Tell us about yourself..
I’m Ger Perdisatt, and I lead Microsoft’s digital strategy organisation for our largest customers across Western Europe. I spend my time working with the technology strategists who help our customers on their transformation journeys. I’ve been with Microsoft for 10 years – so I’ve seen quite a lot of change and transformation in that time!
Why is there so much interest in Digital ROI?
In my experience, there tends to be a couple of things happening around digital ROI discussions. Firstly, we’ve got to acknowledge that customers are being bombarded with messages around embracing digital, having a digital strategy, being digital-first…..you get it. The reality is many customers might understand the imperative generally, but really struggle with translating that into something compelling and tangible for THEIR organisation.
Secondly, within organisations we often see two vocal camps: the digital enthusiasts and the digital sceptics. Both groups have a strong interest in either proving the ROI of digital strategies one way or another. So you’ve got this dynamic of a strong market impetus around digital; a big gap in the articulation of meaningful digital strategies for a lot of leadership teams; and then this ongoing pressure around showing whether any digital strategies that have been green-lit are actually returning or not.

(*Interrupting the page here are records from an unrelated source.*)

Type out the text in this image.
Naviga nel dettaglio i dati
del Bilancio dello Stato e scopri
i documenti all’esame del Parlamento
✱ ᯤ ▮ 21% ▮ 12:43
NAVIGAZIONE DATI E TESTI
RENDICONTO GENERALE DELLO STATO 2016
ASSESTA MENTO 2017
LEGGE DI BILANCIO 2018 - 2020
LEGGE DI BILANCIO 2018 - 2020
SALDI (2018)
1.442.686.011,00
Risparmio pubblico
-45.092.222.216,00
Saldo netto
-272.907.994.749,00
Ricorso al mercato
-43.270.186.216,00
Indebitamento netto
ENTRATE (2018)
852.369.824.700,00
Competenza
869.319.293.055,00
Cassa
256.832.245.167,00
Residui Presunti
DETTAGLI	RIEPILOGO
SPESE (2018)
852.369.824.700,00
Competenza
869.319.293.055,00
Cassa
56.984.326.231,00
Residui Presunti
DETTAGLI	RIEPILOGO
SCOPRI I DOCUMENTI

And if we step back from that, the reality is that business leaders SEE the potential in digital: 91% of enterprises are attempting to digitally transform in some way; 85% feel they must offer digital services or risk irrelevance; and 68% actually feel that they need to COMPLETE a digital transformation within FOUR years or they might go out of business!
So there’s also an acute concern that, as organisations still find their way around digital strategies, that they can identify, nurture and prioritise high-potential initiatives. The opportunity cost of missing these can be really significant.
What is challenging about getting a return on digital?
Probably the hardest part is getting the return equation to work in organisation’s favour. What I mean is, how can they
(1) maximise the value they’re getting (big question about how you define and measure that value for starters)
(2) ensure that the costs of entry, run, and exit (if necessary) are managed, and
(3) how to ensure that both of these things happen in the shortest possible time frame. The time-to-value is critical, because in my view the disruption across many industries isn’t slowing down any time soon (I think of retail, financial services, healthcare, manufacturing, logistics…….you name it)
Should we be worried if we are not able to demonstrate a return?
It really depends on what you define as the return. A lot of the time, we really think on a yield-only dimension – i.e. did we get the tangible benefits we expected. The reality however is that one of the biggest areas of return is around what you LEARN by embarking on digital initiatives. According to McKinsey, 62% of executives believe they need to replace or retrain more than a quarter of their workforce by 2023 to address the digital/technology skills gap………so as Coach Kavanagh puts it, you need to either ‘Win or Learn’
Are there alternative ways of thinking about digital success?
As I alluded to above, I think that focusing on the capabilities you’re building is a critical way to think about digital success. Being TRULY digital requires a much bigger focus on innovation and collaboration – and that’s not something that is either (a) easy to measure or (b) likely to happen overnight. What unique IP are you building? What new talent are you developing or attracting? What new channels are you identifying? What are you learning about how to engage with your customers? Or your products and services? These insights are golden. I think by looking at digital success in the round, and not simply whether it’s driving more traffic, or revenue, or reducing cost, is a really productive way to think about it.